If you’re about to say “yes, but…”, give your knee-jerk response a rest.   Scientific experimentation is all about DISproving, making scientists the original “dis-sers”.

As a reminder “The Method’s ” steps: Identify what’s bothering you (problem), form a reason why (hypothesis), figure out what to change and action to take  (experiment),  see if it works (observation), declare victory or try again (conclude or start over).  We do that all the time, right?  Yet….

Society teaches (for the most part) there is a right answer – in the back of the book, like in science class:  

By the time you reach age ‘x’, you should have achieved ‘y’.

The media bombards with what accomplishments are needed to get a good life grade.  The answers are wrapped up in the “American Dream”!  My hypothesis: solving for that “right” answer keeps us awake and without dreams.

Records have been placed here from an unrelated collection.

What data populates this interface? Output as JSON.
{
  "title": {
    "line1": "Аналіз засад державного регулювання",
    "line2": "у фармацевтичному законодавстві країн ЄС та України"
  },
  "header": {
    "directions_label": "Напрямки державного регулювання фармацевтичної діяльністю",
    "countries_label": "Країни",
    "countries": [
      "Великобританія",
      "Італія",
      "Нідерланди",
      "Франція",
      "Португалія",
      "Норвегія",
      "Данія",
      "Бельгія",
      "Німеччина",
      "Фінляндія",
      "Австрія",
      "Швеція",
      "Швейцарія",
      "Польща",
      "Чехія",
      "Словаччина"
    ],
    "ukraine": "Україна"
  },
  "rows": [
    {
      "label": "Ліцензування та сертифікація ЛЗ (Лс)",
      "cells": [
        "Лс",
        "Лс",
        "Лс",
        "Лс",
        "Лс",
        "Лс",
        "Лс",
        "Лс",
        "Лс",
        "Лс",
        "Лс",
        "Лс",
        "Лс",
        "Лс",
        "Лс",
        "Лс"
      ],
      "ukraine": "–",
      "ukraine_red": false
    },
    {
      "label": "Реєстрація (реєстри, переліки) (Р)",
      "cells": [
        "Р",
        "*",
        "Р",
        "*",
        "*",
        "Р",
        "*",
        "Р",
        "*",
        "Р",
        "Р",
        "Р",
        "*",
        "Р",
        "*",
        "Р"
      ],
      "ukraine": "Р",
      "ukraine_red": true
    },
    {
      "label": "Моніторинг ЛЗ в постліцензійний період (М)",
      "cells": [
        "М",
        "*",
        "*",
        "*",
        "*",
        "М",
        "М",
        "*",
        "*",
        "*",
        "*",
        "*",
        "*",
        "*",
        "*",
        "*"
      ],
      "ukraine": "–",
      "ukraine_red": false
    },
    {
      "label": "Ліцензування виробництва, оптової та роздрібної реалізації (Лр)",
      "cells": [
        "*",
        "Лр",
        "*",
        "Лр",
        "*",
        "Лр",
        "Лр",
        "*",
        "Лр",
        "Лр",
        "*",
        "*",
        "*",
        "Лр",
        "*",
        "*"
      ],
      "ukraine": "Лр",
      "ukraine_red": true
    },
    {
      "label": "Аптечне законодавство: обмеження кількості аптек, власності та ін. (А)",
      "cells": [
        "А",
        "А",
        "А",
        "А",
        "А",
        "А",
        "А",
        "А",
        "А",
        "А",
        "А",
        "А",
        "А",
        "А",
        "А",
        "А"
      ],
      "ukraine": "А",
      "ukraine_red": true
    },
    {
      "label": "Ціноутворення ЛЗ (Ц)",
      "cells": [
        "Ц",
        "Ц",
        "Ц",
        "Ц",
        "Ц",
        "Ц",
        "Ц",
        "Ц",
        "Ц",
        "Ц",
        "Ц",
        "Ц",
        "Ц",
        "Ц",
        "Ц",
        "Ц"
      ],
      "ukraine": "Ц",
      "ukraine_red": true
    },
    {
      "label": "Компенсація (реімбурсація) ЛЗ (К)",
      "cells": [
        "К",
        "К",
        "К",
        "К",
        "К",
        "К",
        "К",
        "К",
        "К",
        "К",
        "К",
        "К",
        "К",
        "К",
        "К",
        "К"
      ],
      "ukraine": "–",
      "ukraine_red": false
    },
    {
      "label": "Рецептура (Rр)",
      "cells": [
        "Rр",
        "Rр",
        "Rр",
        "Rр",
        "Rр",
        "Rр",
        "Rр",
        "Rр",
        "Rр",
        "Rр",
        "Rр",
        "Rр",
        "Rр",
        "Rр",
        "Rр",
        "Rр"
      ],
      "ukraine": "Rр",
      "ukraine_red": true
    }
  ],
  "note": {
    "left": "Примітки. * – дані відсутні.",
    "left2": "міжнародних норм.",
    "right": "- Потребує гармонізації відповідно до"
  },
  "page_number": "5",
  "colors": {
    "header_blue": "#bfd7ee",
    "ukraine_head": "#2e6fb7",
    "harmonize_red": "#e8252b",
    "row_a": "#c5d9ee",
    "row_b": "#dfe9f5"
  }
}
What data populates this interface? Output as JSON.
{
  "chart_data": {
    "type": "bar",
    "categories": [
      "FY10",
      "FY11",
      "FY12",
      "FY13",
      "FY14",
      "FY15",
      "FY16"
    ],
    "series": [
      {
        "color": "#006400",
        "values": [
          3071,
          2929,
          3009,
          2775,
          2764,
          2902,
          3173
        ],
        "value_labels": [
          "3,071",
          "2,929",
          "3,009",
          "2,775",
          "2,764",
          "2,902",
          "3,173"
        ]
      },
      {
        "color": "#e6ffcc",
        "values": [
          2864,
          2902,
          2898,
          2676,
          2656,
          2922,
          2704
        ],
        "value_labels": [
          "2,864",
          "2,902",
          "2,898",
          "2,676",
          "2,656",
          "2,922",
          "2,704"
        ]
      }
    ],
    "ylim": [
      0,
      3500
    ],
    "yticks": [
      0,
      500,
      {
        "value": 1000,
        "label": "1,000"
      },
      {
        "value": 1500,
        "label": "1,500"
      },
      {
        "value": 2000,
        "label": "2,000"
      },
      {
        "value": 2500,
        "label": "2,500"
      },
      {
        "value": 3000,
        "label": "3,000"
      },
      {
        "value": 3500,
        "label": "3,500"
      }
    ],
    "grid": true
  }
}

I prefer: “The good thing about the American Dream is you get a new one very night” (Michael, “The Office).

Today’s the perfect day to create a new American dream using a revised scientific method?    Solve for the right ‘y’ (and why).

Instead of the problem:  ‘How do I get what I’m supposed to have?’

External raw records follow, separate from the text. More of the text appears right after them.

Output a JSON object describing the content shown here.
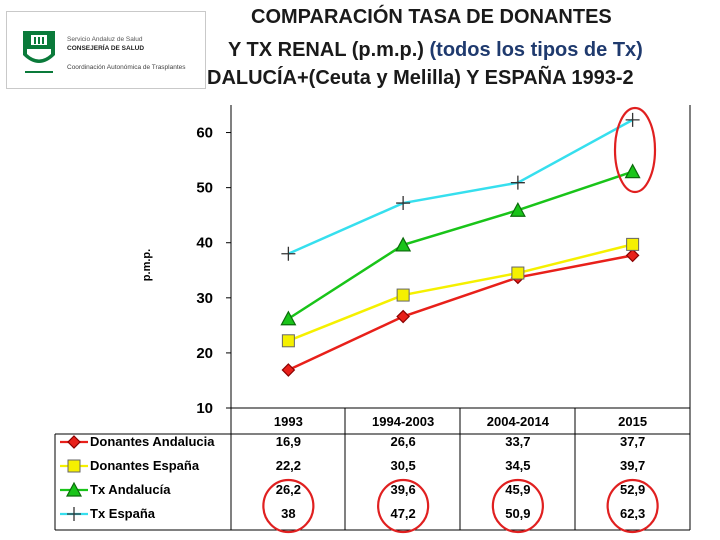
{
  "logo": {
    "line1": "Servicio Andaluz de Salud",
    "line2": "CONSEJERÍA DE SALUD",
    "line3": "Coordinación Autonómica de Trasplantes"
  },
  "title": {
    "line1": "COMPARACIÓN TASA DE DONANTES",
    "line2_a": "Y TX RENAL (p.m.p.) ",
    "line2_b": "(todos los tipos de Tx)",
    "line3": "DALUCÍA+(Ceuta y Melilla) Y ESPAÑA 1993-2"
  },
  "colors": {
    "donantes_andalucia": "#e8201a",
    "donantes_espana": "#f5f000",
    "tx_andalucia": "#19c419",
    "tx_espana": "#36dfee",
    "highlight_circle": "#e02020"
  },
  "chart_data": {
    "type": "line",
    "ylabel": "p.m.p.",
    "ylim": [
      10,
      65
    ],
    "yticks": [
      "10",
      "20",
      "30",
      "40",
      "50",
      "60"
    ],
    "categories": [
      "1993",
      "1994-2003",
      "2004-2014",
      "2015"
    ],
    "grid": "vertical separators only",
    "legend": "data table below the plot",
    "series": [
      {
        "name": "Donantes Andalucia",
        "marker": "diamond",
        "values": [
          16.9,
          26.6,
          33.7,
          37.7
        ],
        "labels": [
          "16,9",
          "26,6",
          "33,7",
          "37,7"
        ]
      },
      {
        "name": "Donantes España",
        "marker": "square",
        "values": [
          22.2,
          30.5,
          34.5,
          39.7
        ],
        "labels": [
          "22,2",
          "30,5",
          "34,5",
          "39,7"
        ]
      },
      {
        "name": "Tx Andalucía",
        "marker": "triangle",
        "values": [
          26.2,
          39.6,
          45.9,
          52.9
        ],
        "labels": [
          "26,2",
          "39,6",
          "45,9",
          "52,9"
        ]
      },
      {
        "name": "Tx España",
        "marker": "plus",
        "values": [
          38,
          47.2,
          50.9,
          62.3
        ],
        "labels": [
          "38",
          "47,2",
          "50,9",
          "62,3"
        ]
      }
    ]
  }
}
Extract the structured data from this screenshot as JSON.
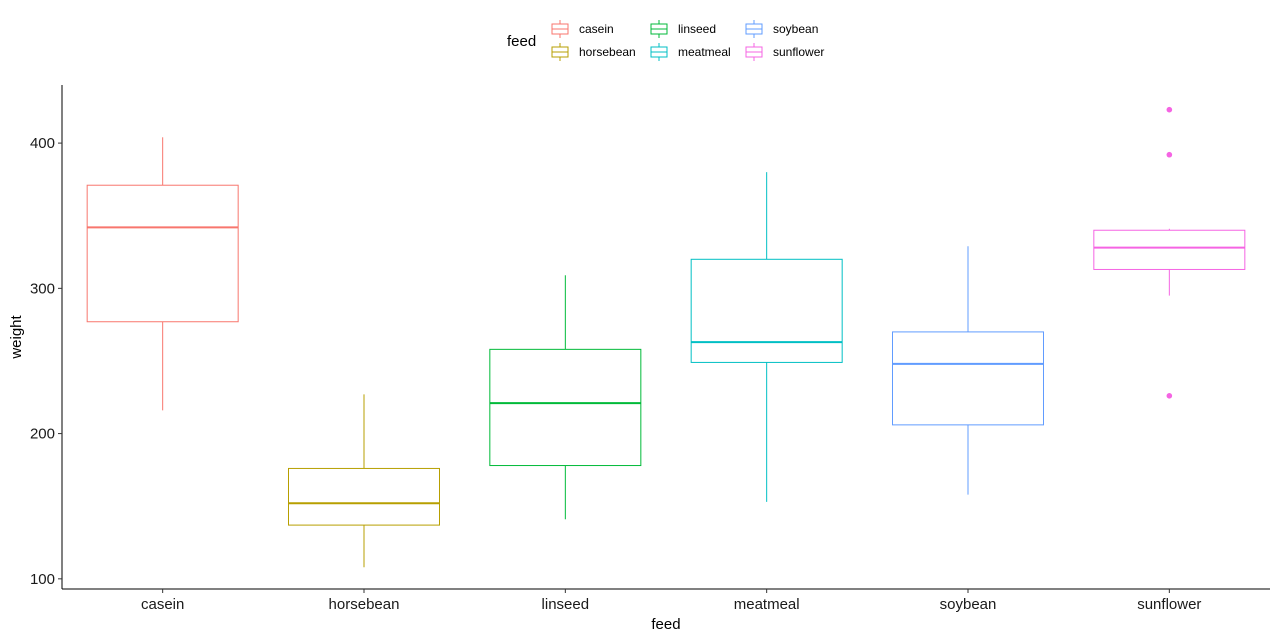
{
  "chart_data": {
    "type": "boxplot",
    "xlabel": "feed",
    "ylabel": "weight",
    "ylim": [
      93,
      440
    ],
    "yticks": [
      100,
      200,
      300,
      400
    ],
    "grid": false,
    "legend": {
      "title": "feed",
      "position": "top",
      "entries": [
        "casein",
        "horsebean",
        "linseed",
        "meatmeal",
        "soybean",
        "sunflower"
      ]
    },
    "categories": [
      "casein",
      "horsebean",
      "linseed",
      "meatmeal",
      "soybean",
      "sunflower"
    ],
    "series": [
      {
        "name": "casein",
        "color": "#F8766D",
        "whisker_low": 216,
        "q1": 277,
        "median": 342,
        "q3": 371,
        "whisker_high": 404,
        "outliers": []
      },
      {
        "name": "horsebean",
        "color": "#B79F00",
        "whisker_low": 108,
        "q1": 137,
        "median": 152,
        "q3": 176,
        "whisker_high": 227,
        "outliers": []
      },
      {
        "name": "linseed",
        "color": "#00BA38",
        "whisker_low": 141,
        "q1": 178,
        "median": 221,
        "q3": 258,
        "whisker_high": 309,
        "outliers": []
      },
      {
        "name": "meatmeal",
        "color": "#00BFC4",
        "whisker_low": 153,
        "q1": 249,
        "median": 263,
        "q3": 320,
        "whisker_high": 380,
        "outliers": []
      },
      {
        "name": "soybean",
        "color": "#619CFF",
        "whisker_low": 158,
        "q1": 206,
        "median": 248,
        "q3": 270,
        "whisker_high": 329,
        "outliers": []
      },
      {
        "name": "sunflower",
        "color": "#F564E3",
        "whisker_low": 295,
        "q1": 313,
        "median": 328,
        "q3": 340,
        "whisker_high": 341,
        "outliers": [
          226,
          392,
          423
        ]
      }
    ]
  }
}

And the hypothesis: ‘I am doing ‘a’ or ‘b’ wrong.’

Reframe the problem to:

‘What is right for ME?’

plos blogs diverse perspectives on science and medicine http://blogsplos-orgblog20110506the\secretofexperimentaldesign.jpg

plos blogs diverse perspectives on science and medicine http://blogsplos-orgblog20110506the\secretofexperimentaldesign.jpg

Here are 5 (revised) steps based on my personal problem-solving experiments.   No goggles or safety equipment needed.

  1. Listen to your body to identify the problem:  the body never lies.  Does your back tighten when it comes time to go to work?  Do your fists clench when talk turns to money?  There’s a problem when aches and pains appear at the thought or mention or appearance of a defined “obstacle”.  Do you dive into a super-sized bag of chips before a family event or when you have a deadline approaching?  Pay attention!  Start by recording when you feel that “tinge”.  For example, keep a food journal to keep track of overriding emotions causing you to devour the contents of your refrigerator.
  2. Look inside to uncover your hypothesis, the source of the problem.  Identify your values and how well those values are met  http://communicationessentials.wordpress.com/values-activity/.  For example if you inhale a pint of ice cream every time a credit card bill arrives, identify which value is NOT being met as in:  My finances are stressing me out because I don’t feel independent (value), causing me to overeat.
  3. Make a plan to take action.  Action is the experimental heart and focuses on how to meet the value (independence) not the ice cream inhalation.  Experimental (financial) plans may include contacting a debt or financial coach, setting up a saving/payment plan while developing a mantra when your fingers are at the cyberspace checkout button such as:  “this (item) will whittle away my independence which makes me unhappy”.  Create several steps to take to get your value met and use them for at least 21 days to create a new habit.
  4. Take stock of your situation.  Maintaining independence through debt-free finances is fairly easy to assess when a bill arrives:  can you breathe?  Does the thought of the balance throw your internal equilibrium off-balance by sending you to the kitchen or elsewhere?
  5. And repeat.  If your symptoms continue – try a new plan of action and ask for help with problem-solving.  If your experiment was successful, bravo.  Now it’s time to assess other body reactions to unmet values and identify what actions will remove obstacles and calm your body.

How will tapping into your inner scientist help you?  Which step can you apply to your daily obstacles to uncover a winning solution?

Exploring our own nature as humans is a good time to shelve our human nature fears, especially the fear of failure.   Remember, many of the best solutions are found by mistake after doing “the wrong thing”.   Successful experimentation is all about failure, learning from mistakes and moving forward one step even if you’ve gone backwards two (steps).   Personally, I embody the scientific notion that taking a risk and failure is an experimental “win”.   Just go boldly where your values tell you to go!

  Enjoy the journey and keep a data log!